I wanted the kids to understand the engineering genius required to build a bridge on the scope we’re talking about.  Part of me wanted them to build a bridge across an entire river, but I realized that would take a lot more materials than we had, and a lot more time than we necessarily want to put in.  So our Xerxes lesson was just crossing a much smaller area.

supplies for Xerxes challenge lesson

supplies for our Xerxes lesson:

fabric, yarn, pipe cleaners, egg cartons, popsicle sticks, various wooden pieces, and a few random toys

learning about xerxes

We arrived at the park and dumped out the backpacks full of supplies I’d had them scrounge up and said “Figure out how to build a bridge across this span,” and they got to it.

They tried out a couple of different ideas before deciding the egg cartons would be the most effective way to span our sea.  The biggest challenge was securing the pieces together (they used pipe cleaners) and how to secure the bridge at the start and end of the bridge (very long pieces of yarn tied around rocks).

Xerxes lesson

After successfully building a bridge they tried out how our bridge would stand up against a storm.  While it did get covered in water, and we may have lost a soldier or two overboard, most of the bridge stood up to the splashing just fine.

 

Xerxes lesson: writing

The second part of our lesson was to write a WHO paragraph about Xerxes.  We’ve been talking a lot about what paragraphs should look like.  If my kids were left to themselves here is how all paragraphs would go.

Xerxes was a king.  Xerxes was important.  Xerxes as a bad man.  Xerxes fought people.

Not very interesting, is it?  It also doesn’t really tell you all that much about him either.

Brainstorm together to help reluctant writers 

First we brainstormed as many things as we could think of about who Xerxes was or what Xerxes did.  Then we talked about paragraph structure.

A “WHO paragraph” has 4 sentences.  The first sentence tells us WHO the person is.  You then expand with more details about that person, and wrap it up with a sentence about WHAT they did (I’m feeling kinda fuzzy on this right now, so I can see the kids and I both need a review for our writing).

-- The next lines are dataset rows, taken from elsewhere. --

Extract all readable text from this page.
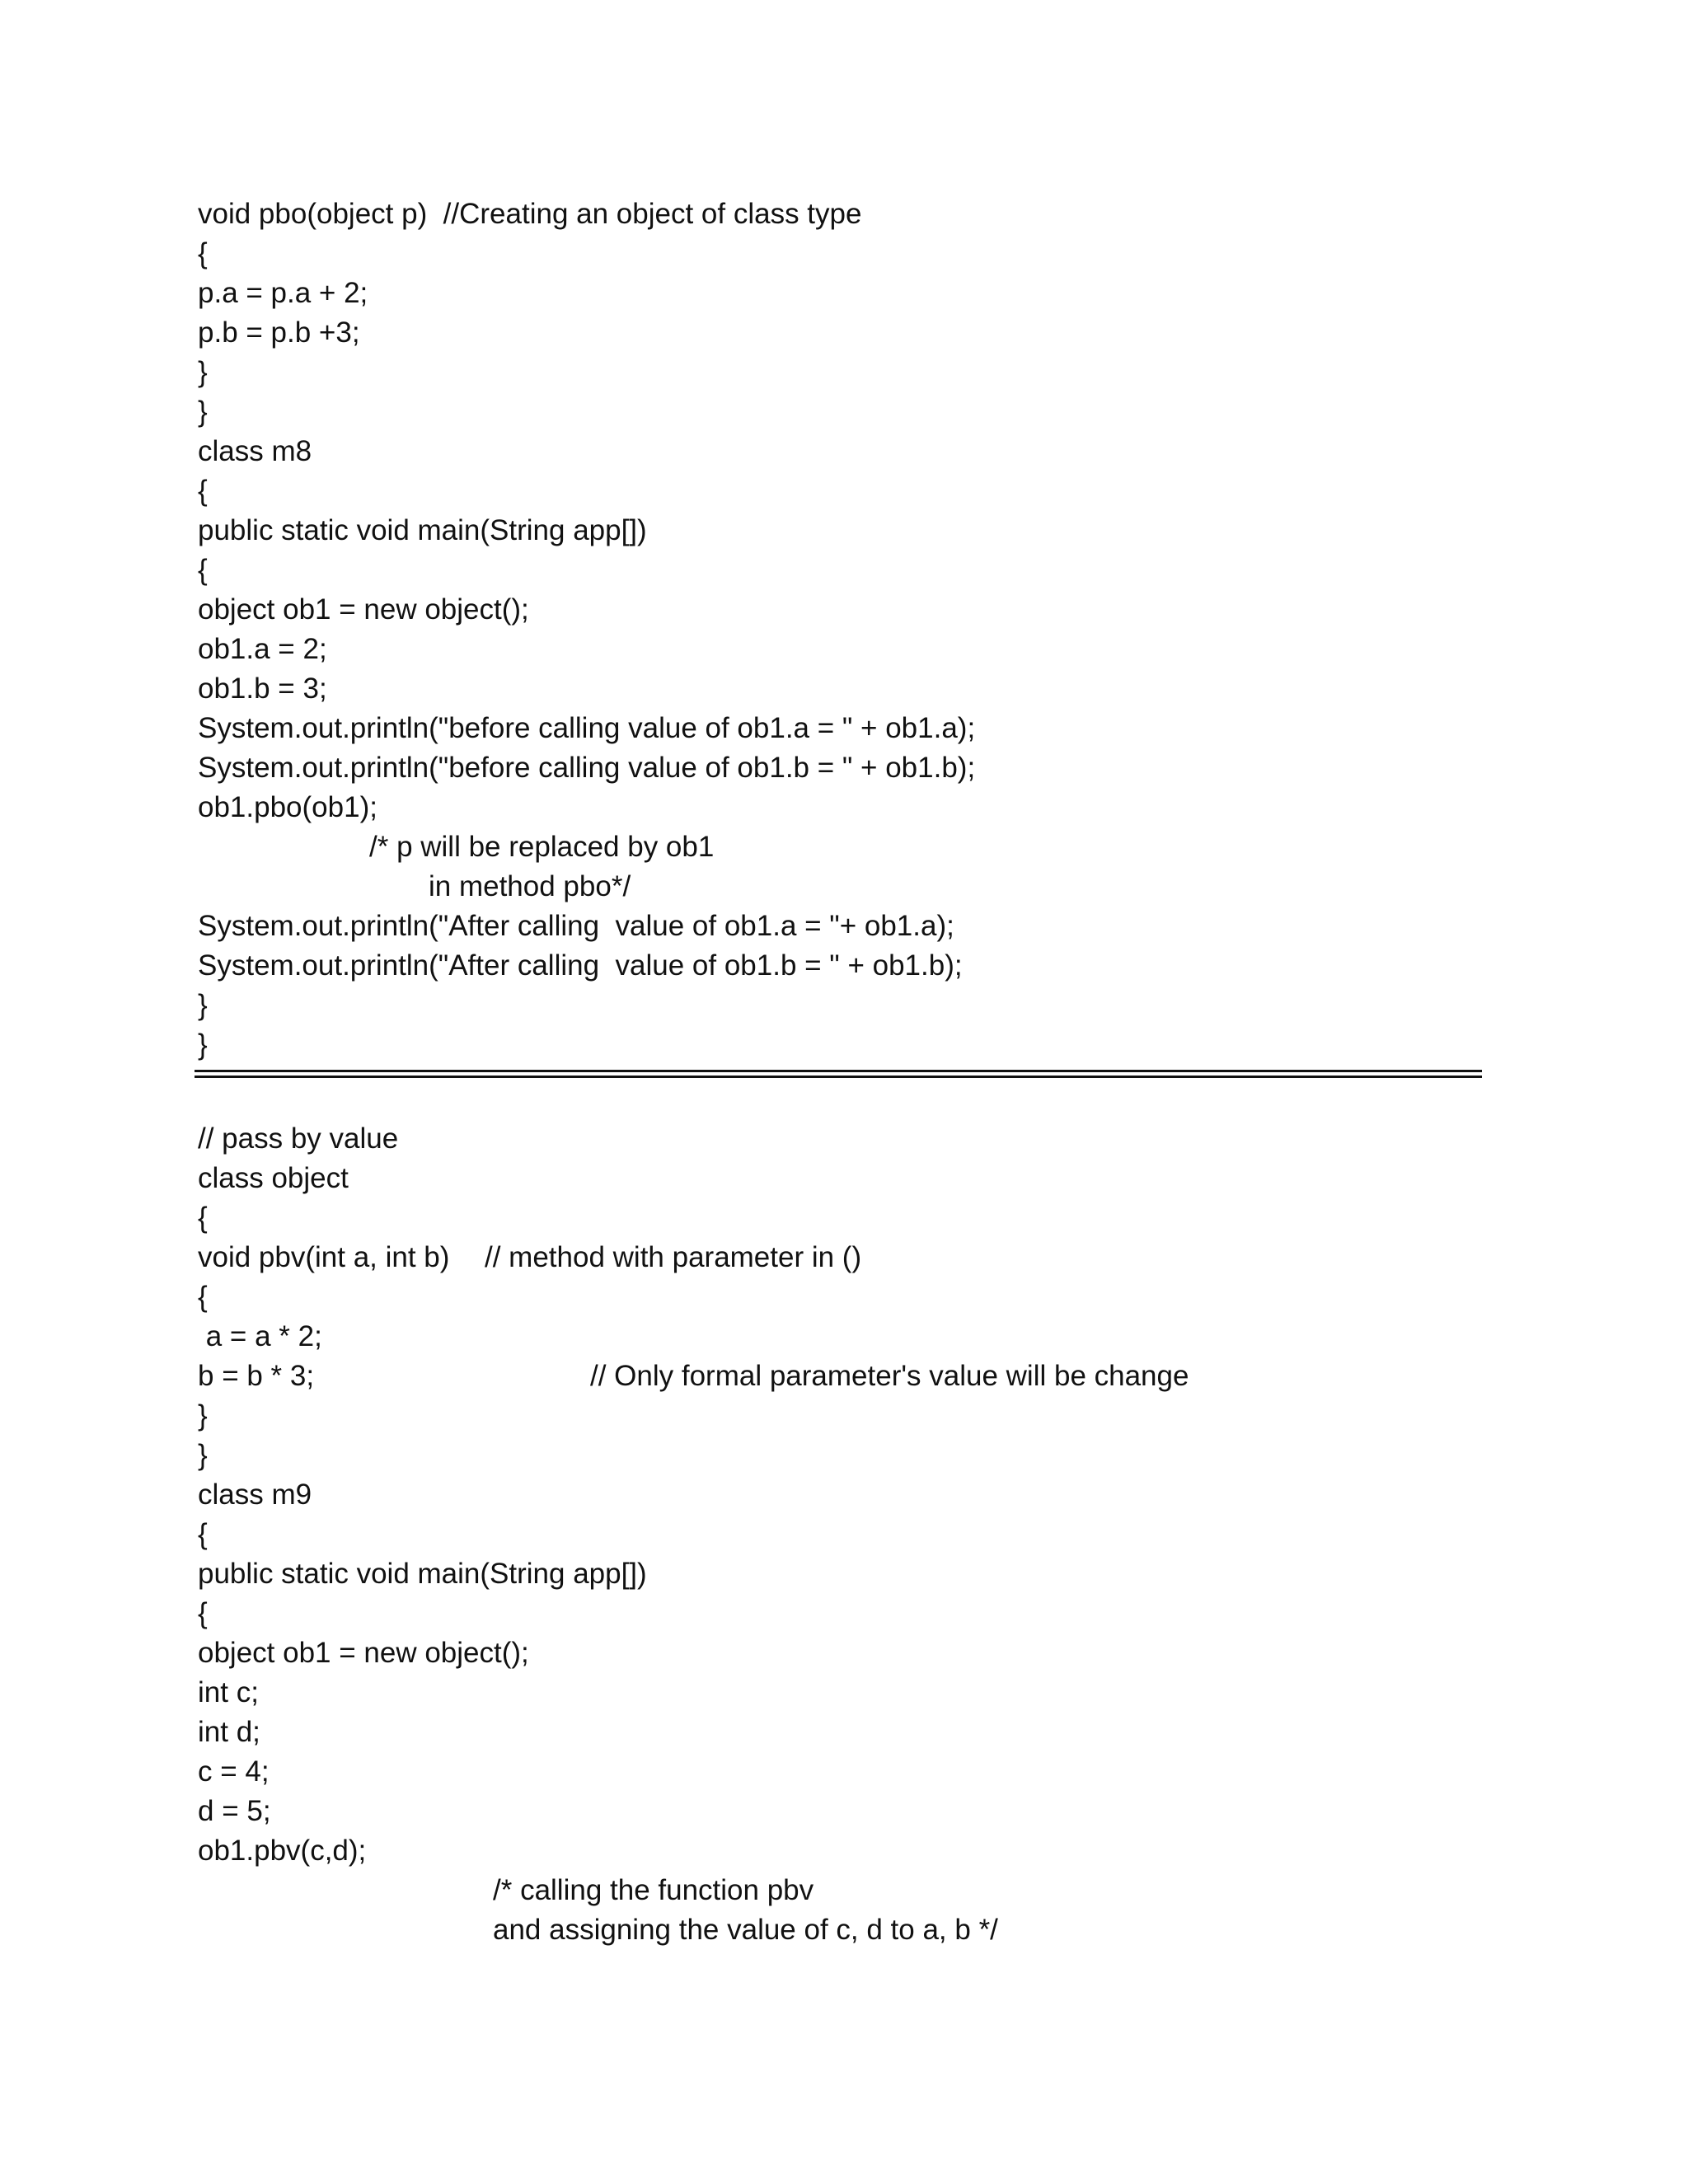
void pbo(object p)  //Creating an object of class type
{
p.a = p.a + 2;
p.b = p.b +3;
}
}
class m8
{
public static void main(String app[])
{
object ob1 = new object();
ob1.a = 2;
ob1.b = 3;
System.out.println("before calling value of ob1.a = " + ob1.a);
System.out.println("before calling value of ob1.b = " + ob1.b);
ob1.pbo(ob1);
/* p will be replaced by ob1
in method pbo*/
System.out.println("After calling  value of ob1.a = "+ ob1.a);
System.out.println("After calling  value of ob1.b = " + ob1.b);
}
}
// pass by value
class object
{
void pbv(int a, int b) // method with parameter in ()
{
a = a * 2;
b = b * 3;	// Only formal parameter's value will be change
}
}
class m9
{
public static void main(String app[])
{
object ob1 = new object();
int c;
int d;
c = 4;
d = 5;
ob1.pbv(c,d);
/* calling the function pbv
and assigning the value of c, d to a, b */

I wrote a sample paragraph using what we’d brainstormed, and then they took turns writing about Xerxes themselves.  As I recall their sentences went something like this:

Xerxes was a king.  Xerxes hated Greeks.  He was a good warrior.  Xerxes fought Greeks.

For a quick writing lesson, it was pretty good.  We’re working on their paragraphs making more sense, because by the end of the upcoming school year I want them writing 5 paragraph essays.  We’ve got a lot of work to do on that front.